Sata and Mugabe toast ‘special relationship
ZAMBIA President Michael Sata declared it was “good to be back home” as he arrived in Harare Wednesday for a state visit during which he will also officially open this year’s Zimbabwe International Trade Fair (ZITF) in Bulawayo.
President Sata was greeted by a 21-gun salute when he landed at Harare International Airport aboard the challenger for a three-day state visit to Zimbabwe.
President Sata, accompanied by First Lady Christine Kaseba, Minister of Foreign Affairs and Tourism Given Lubinda and other senior Government officials, was welcomed by Zimbabwean President Robert Mugabe and his wife, Grace.
Others who were at the airport to receive President Sata and his delegation were Zimbabwean Vice-President Joyce Mujuru, Deputy Prime Minister Arthur Mutambara and Zambian High Commissioner to Zimbabwe Ndiyoyi Mutiti.
President Sata also inspected a guard of honour mounted by the Zimbabwean army before he left the airport in the company of President Mugabe.
“I am certain that this visit will afford our two countries yet another opportunity to interact and further consolidate the excellent relations that we enjoy,” Sata said at a state dinner hosted for him by President Robert Mugabe.
Mugabe said the two countries were like siamese twins adding Zimbabwe’s liberation struggle would have been harder without the support of its northern neighbour and the rest of the region.
“You suffered reprisals by the Smith regime because of the support you gave us. Lives were lost in Zambia because of your solidarity with our liberation struggle. In spite of all these actions by the settler regime, Zambia relentlessly supported our struggle,” he said.
“It is this assistance from Zambia and other Frontline States which enables us through the armed struggle to end settler colonialism and bring about independence in Zimbabwe.
“That we are inseparable can be traced back to the old times when our two people traded and shared the great Zambezi River. Then there was the ill-fated Federation of Rhodesia and Nyasaland which left large numbers of our people on either side of our borders.
“To this day, we have Zambians who have chosen to make Zimbabwe their home, as well as Zimbabweans who have done the same in Zambia.”
The two countries share the premier Victoria Falls resort and are set to co-host the 20th General Assembly of the United Nations World Tourism Organisation next year.
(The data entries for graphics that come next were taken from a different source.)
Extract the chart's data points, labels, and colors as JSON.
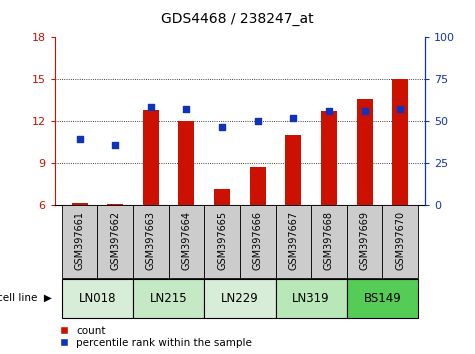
{
  "title": "GDS4468 / 238247_at",
  "samples": [
    "GSM397661",
    "GSM397662",
    "GSM397663",
    "GSM397664",
    "GSM397665",
    "GSM397666",
    "GSM397667",
    "GSM397668",
    "GSM397669",
    "GSM397670"
  ],
  "cell_lines": [
    {
      "name": "LN018",
      "samples_idx": [
        0,
        1
      ],
      "color": "#d8edd8"
    },
    {
      "name": "LN215",
      "samples_idx": [
        2,
        3
      ],
      "color": "#c5e8c5"
    },
    {
      "name": "LN229",
      "samples_idx": [
        4,
        5
      ],
      "color": "#d8edd8"
    },
    {
      "name": "LN319",
      "samples_idx": [
        6,
        7
      ],
      "color": "#b8e8b8"
    },
    {
      "name": "BS149",
      "samples_idx": [
        8,
        9
      ],
      "color": "#55cc55"
    }
  ],
  "count_values": [
    6.15,
    6.1,
    12.8,
    12.0,
    7.2,
    8.7,
    11.0,
    12.75,
    13.6,
    15.0
  ],
  "percentile_values_left_scale": [
    10.7,
    10.3,
    13.0,
    12.9,
    11.6,
    12.0,
    12.2,
    12.75,
    12.75,
    12.9
  ],
  "ylim_left": [
    6,
    18
  ],
  "ylim_right": [
    0,
    100
  ],
  "yticks_left": [
    6,
    9,
    12,
    15,
    18
  ],
  "yticks_right": [
    0,
    25,
    50,
    75,
    100
  ],
  "bar_color": "#cc1100",
  "dot_color": "#1133bb",
  "bar_bottom": 6.0,
  "right_axis_label_color": "#1133bb",
  "left_axis_label_color": "#cc1100",
  "grid_yticks": [
    9,
    12,
    15
  ],
  "title_fontsize": 10,
  "tick_label_fontsize": 7,
  "cell_line_fontsize": 8.5,
  "legend_fontsize": 7.5,
  "sample_box_color": "#cccccc"
}
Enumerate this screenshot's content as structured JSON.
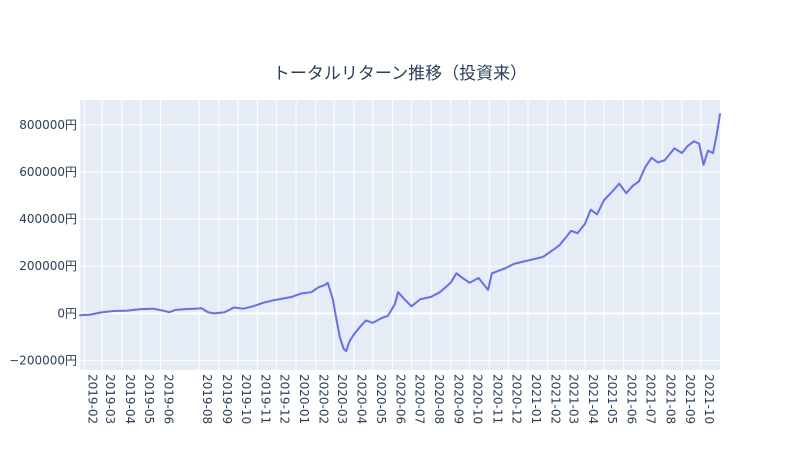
{
  "chart_data": {
    "type": "line",
    "title": "トータルリターン推移（投資来）",
    "xlabel": "",
    "ylabel": "",
    "x_ticks": [
      "2019-02",
      "2019-03",
      "2019-04",
      "2019-05",
      "2019-06",
      "2019-08",
      "2019-09",
      "2019-10",
      "2019-11",
      "2019-12",
      "2020-01",
      "2020-02",
      "2020-03",
      "2020-04",
      "2020-05",
      "2020-06",
      "2020-07",
      "2020-08",
      "2020-09",
      "2020-10",
      "2020-11",
      "2020-12",
      "2021-01",
      "2021-02",
      "2021-03",
      "2021-04",
      "2021-05",
      "2021-06",
      "2021-07",
      "2021-08",
      "2021-09",
      "2021-10"
    ],
    "y_ticks": [
      {
        "value": -200000,
        "label": "−200000円"
      },
      {
        "value": 0,
        "label": "0円"
      },
      {
        "value": 200000,
        "label": "200000円"
      },
      {
        "value": 400000,
        "label": "400000円"
      },
      {
        "value": 600000,
        "label": "600000円"
      },
      {
        "value": 800000,
        "label": "800000円"
      }
    ],
    "ylim": [
      -240000,
      905000
    ],
    "xlim": [
      "2019-01-25",
      "2021-10-31"
    ],
    "grid": true,
    "series": [
      {
        "color": "#636efa",
        "points": [
          [
            "2019-01-25",
            -8000
          ],
          [
            "2019-02-10",
            -5000
          ],
          [
            "2019-03-01",
            5000
          ],
          [
            "2019-03-20",
            10000
          ],
          [
            "2019-04-10",
            12000
          ],
          [
            "2019-05-01",
            18000
          ],
          [
            "2019-05-20",
            20000
          ],
          [
            "2019-06-05",
            12000
          ],
          [
            "2019-06-15",
            5000
          ],
          [
            "2019-06-25",
            15000
          ],
          [
            "2019-07-10",
            18000
          ],
          [
            "2019-07-25",
            20000
          ],
          [
            "2019-08-05",
            22000
          ],
          [
            "2019-08-15",
            5000
          ],
          [
            "2019-08-25",
            0
          ],
          [
            "2019-09-10",
            5000
          ],
          [
            "2019-09-25",
            25000
          ],
          [
            "2019-10-10",
            20000
          ],
          [
            "2019-10-25",
            30000
          ],
          [
            "2019-11-10",
            45000
          ],
          [
            "2019-11-25",
            55000
          ],
          [
            "2019-12-10",
            62000
          ],
          [
            "2019-12-25",
            70000
          ],
          [
            "2020-01-10",
            85000
          ],
          [
            "2020-01-25",
            90000
          ],
          [
            "2020-02-05",
            110000
          ],
          [
            "2020-02-15",
            120000
          ],
          [
            "2020-02-20",
            130000
          ],
          [
            "2020-02-28",
            60000
          ],
          [
            "2020-03-05",
            -30000
          ],
          [
            "2020-03-10",
            -100000
          ],
          [
            "2020-03-16",
            -150000
          ],
          [
            "2020-03-20",
            -160000
          ],
          [
            "2020-03-25",
            -120000
          ],
          [
            "2020-04-01",
            -90000
          ],
          [
            "2020-04-10",
            -60000
          ],
          [
            "2020-04-20",
            -30000
          ],
          [
            "2020-05-01",
            -40000
          ],
          [
            "2020-05-15",
            -20000
          ],
          [
            "2020-05-25",
            -10000
          ],
          [
            "2020-06-05",
            40000
          ],
          [
            "2020-06-10",
            90000
          ],
          [
            "2020-06-20",
            60000
          ],
          [
            "2020-07-01",
            30000
          ],
          [
            "2020-07-15",
            60000
          ],
          [
            "2020-08-01",
            70000
          ],
          [
            "2020-08-15",
            90000
          ],
          [
            "2020-09-01",
            130000
          ],
          [
            "2020-09-10",
            170000
          ],
          [
            "2020-09-20",
            150000
          ],
          [
            "2020-10-01",
            130000
          ],
          [
            "2020-10-15",
            150000
          ],
          [
            "2020-10-30",
            100000
          ],
          [
            "2020-11-05",
            170000
          ],
          [
            "2020-11-15",
            180000
          ],
          [
            "2020-11-25",
            190000
          ],
          [
            "2020-12-10",
            210000
          ],
          [
            "2020-12-25",
            220000
          ],
          [
            "2021-01-10",
            230000
          ],
          [
            "2021-01-25",
            240000
          ],
          [
            "2021-02-10",
            270000
          ],
          [
            "2021-02-20",
            290000
          ],
          [
            "2021-03-01",
            320000
          ],
          [
            "2021-03-10",
            350000
          ],
          [
            "2021-03-20",
            340000
          ],
          [
            "2021-04-01",
            380000
          ],
          [
            "2021-04-10",
            440000
          ],
          [
            "2021-04-20",
            420000
          ],
          [
            "2021-05-01",
            480000
          ],
          [
            "2021-05-15",
            520000
          ],
          [
            "2021-05-25",
            550000
          ],
          [
            "2021-06-05",
            510000
          ],
          [
            "2021-06-15",
            540000
          ],
          [
            "2021-06-25",
            560000
          ],
          [
            "2021-07-05",
            620000
          ],
          [
            "2021-07-15",
            660000
          ],
          [
            "2021-07-25",
            640000
          ],
          [
            "2021-08-05",
            650000
          ],
          [
            "2021-08-20",
            700000
          ],
          [
            "2021-09-01",
            680000
          ],
          [
            "2021-09-10",
            710000
          ],
          [
            "2021-09-20",
            730000
          ],
          [
            "2021-09-28",
            720000
          ],
          [
            "2021-10-05",
            630000
          ],
          [
            "2021-10-12",
            690000
          ],
          [
            "2021-10-20",
            680000
          ],
          [
            "2021-10-26",
            760000
          ],
          [
            "2021-10-31",
            845000
          ]
        ]
      }
    ]
  }
}
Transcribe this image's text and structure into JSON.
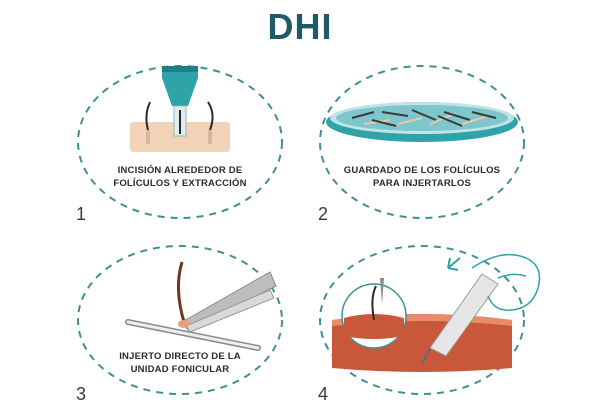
{
  "title": "DHI",
  "colors": {
    "teal": "#2ea3a8",
    "dark_teal": "#1f5a6b",
    "dash": "#3f8f98",
    "skin": "#f2d3b8",
    "red_skin": "#c9573a"
  },
  "steps": [
    {
      "number": "1",
      "caption_line1": "INCISIÓN ALREDEDOR DE",
      "caption_line2": "FOLÍCULOS Y EXTRACCIÓN"
    },
    {
      "number": "2",
      "caption_line1": "GUARDADO DE LOS FOLÍCULOS",
      "caption_line2": "PARA INJERTARLOS"
    },
    {
      "number": "3",
      "caption_line1": "INJERTO DIRECTO DE LA",
      "caption_line2": "UNIDAD FONICULAR"
    },
    {
      "number": "4",
      "caption_line1": "",
      "caption_line2": ""
    }
  ]
}
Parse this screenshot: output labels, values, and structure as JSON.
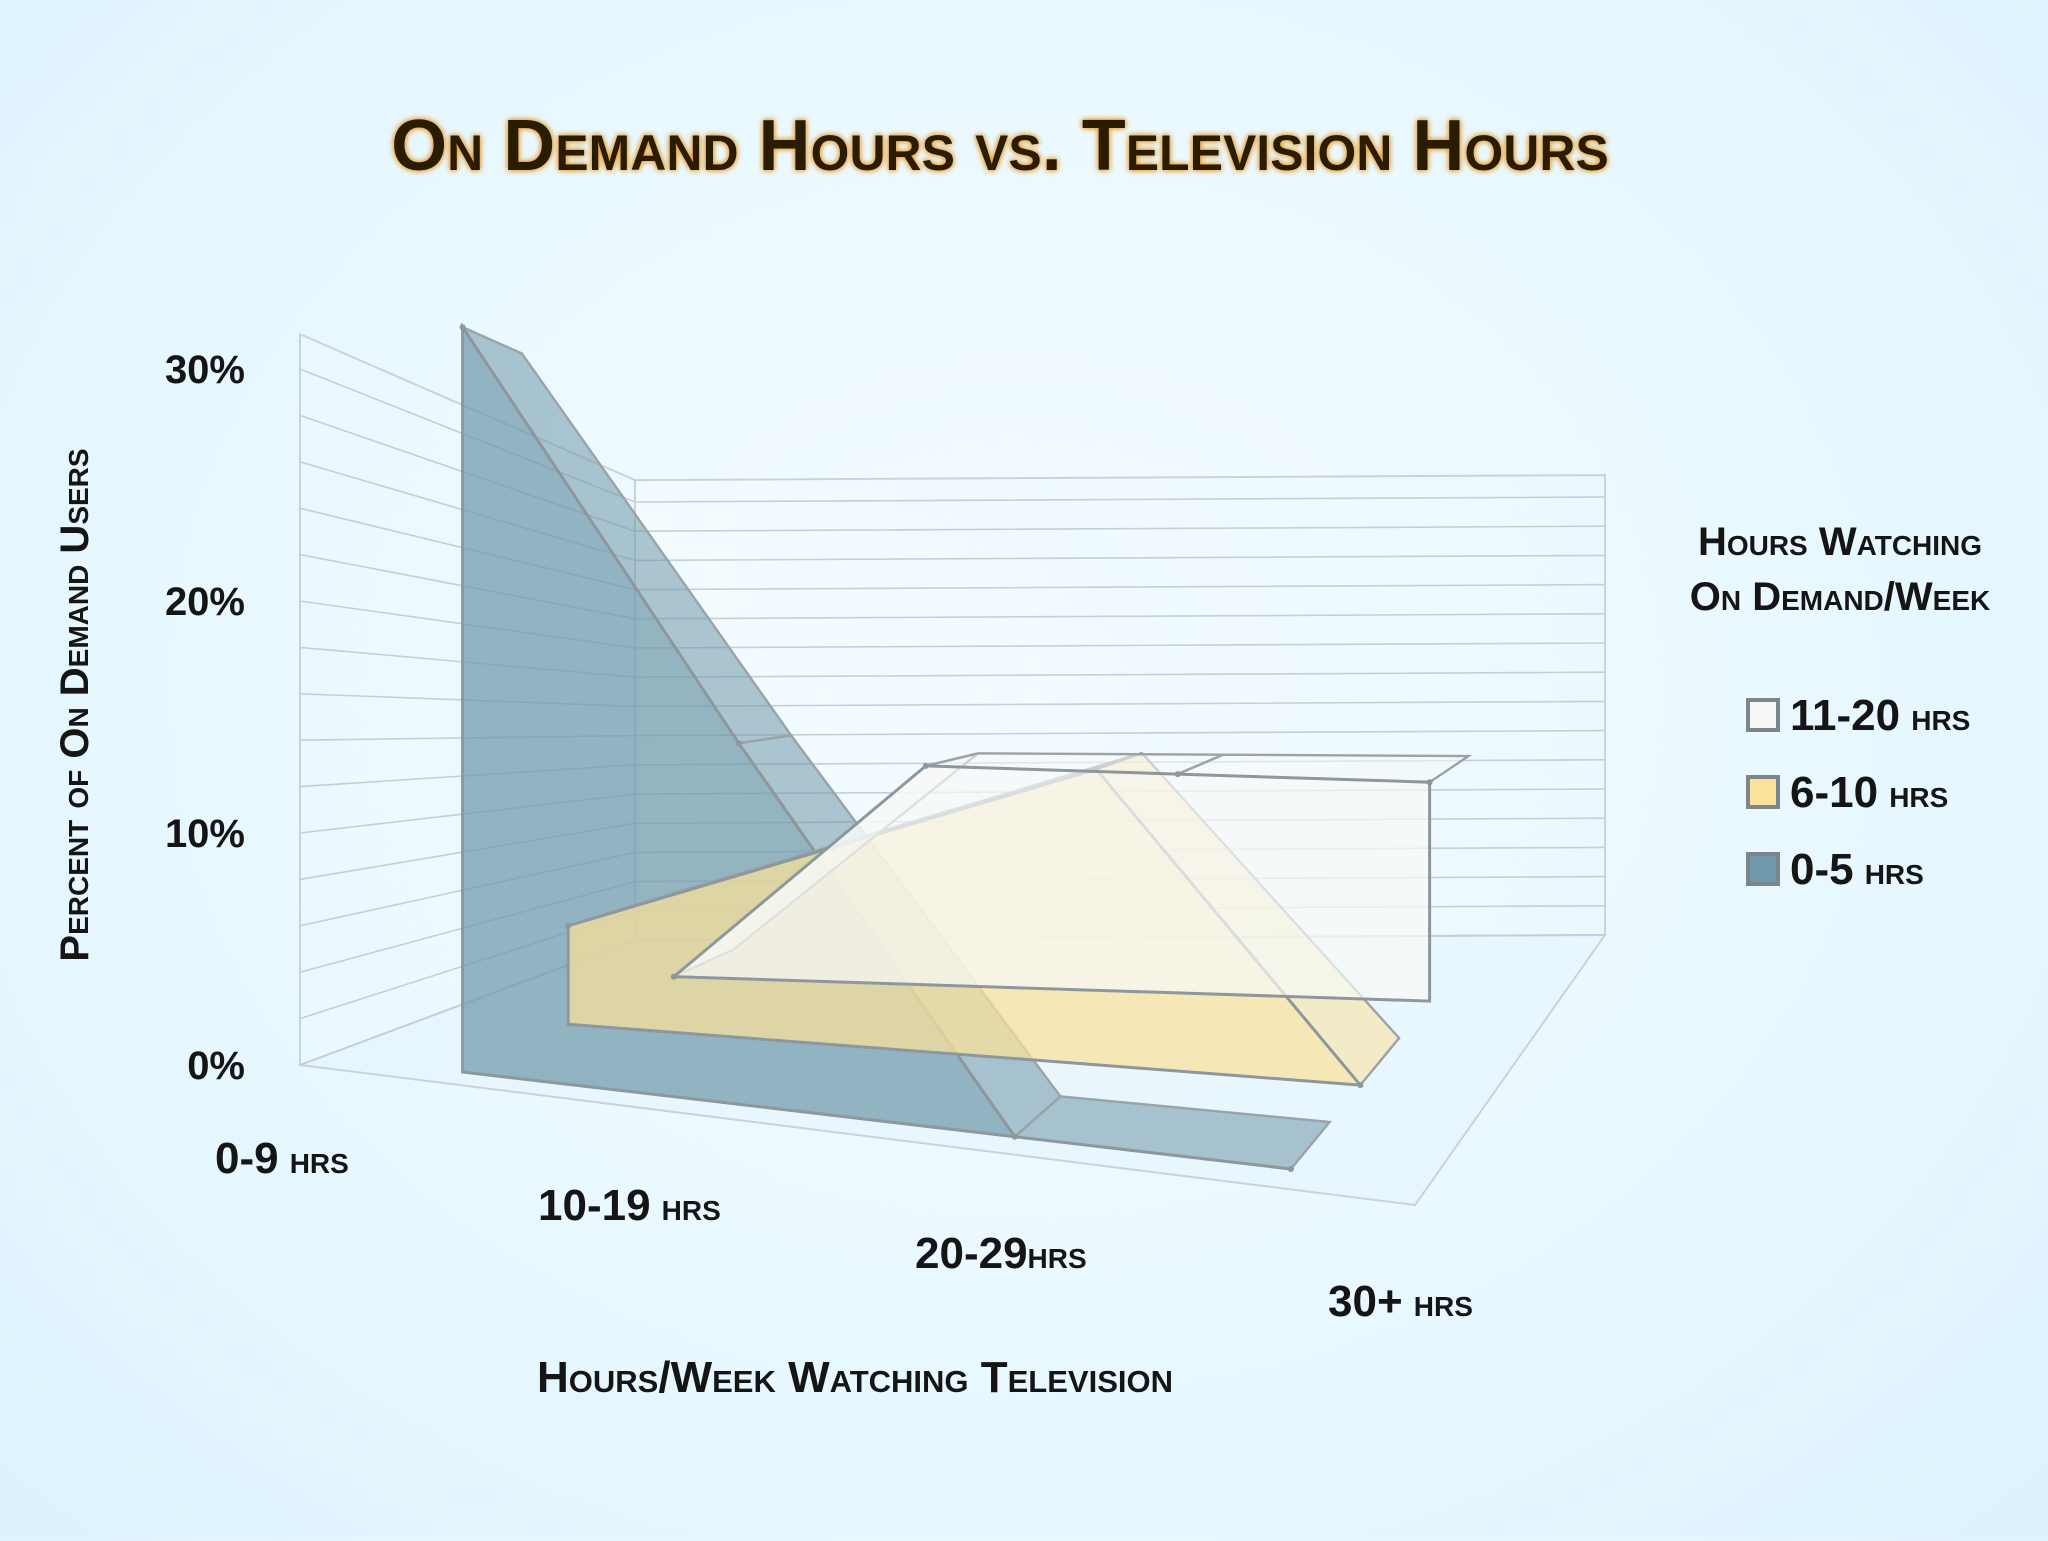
{
  "chart_data": {
    "type": "area",
    "title": "On Demand Hours vs. Television Hours",
    "ylabel": "Percent of On Demand Users",
    "xlabel": "Hours/Week Watching Television",
    "ylim": [
      0,
      30
    ],
    "yticks": [
      "0%",
      "10%",
      "20%",
      "30%"
    ],
    "ytick_values": [
      0,
      10,
      20,
      30
    ],
    "categories": [
      {
        "num": "0-9",
        "unit": " hrs"
      },
      {
        "num": "10-19",
        "unit": " hrs"
      },
      {
        "num": "20-29",
        "unit": "hrs"
      },
      {
        "num": "30+",
        "unit": " hrs"
      }
    ],
    "legend_title": [
      "Hours Watching",
      "On Demand/Week"
    ],
    "legend_position": "right",
    "series": [
      {
        "name_num": "11-20",
        "name_unit": " hrs",
        "color": "#f7f8f6",
        "values": [
          0,
          13,
          13,
          13
        ]
      },
      {
        "name_num": "6-10",
        "name_unit": " hrs",
        "color": "#fbe29a",
        "values": [
          5,
          10,
          15,
          0
        ]
      },
      {
        "name_num": "0-5",
        "name_unit": " hrs",
        "color": "#6f98aa",
        "values": [
          33,
          16,
          0,
          0
        ]
      }
    ]
  }
}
In addition an agreement was recently concluded to develop the US$4 billion Batoka Gorge hydro-power station on their common border which – with a capacity to produce 1,650 megawatts of electricity – would help end Zimbabwe’s perennial power supply problems.
“Such infrastructural projects are the enablers of real and sustainable economic development,” Mugabe said.
“As a matter of fact, this project is as important to our two countries as it is to the whole Southern Africa region which, as you know, is experiencing a critical power deficit.”
President Sata is today expected to visit Zimbabwe’s Heroes Acre where he will lay wreaths on the tomb of a soldier and then he will later visit the Zimbabwean Dairy Board and Tyrone Farm in Goromonzi, about 30 kilometres south-east of Harare.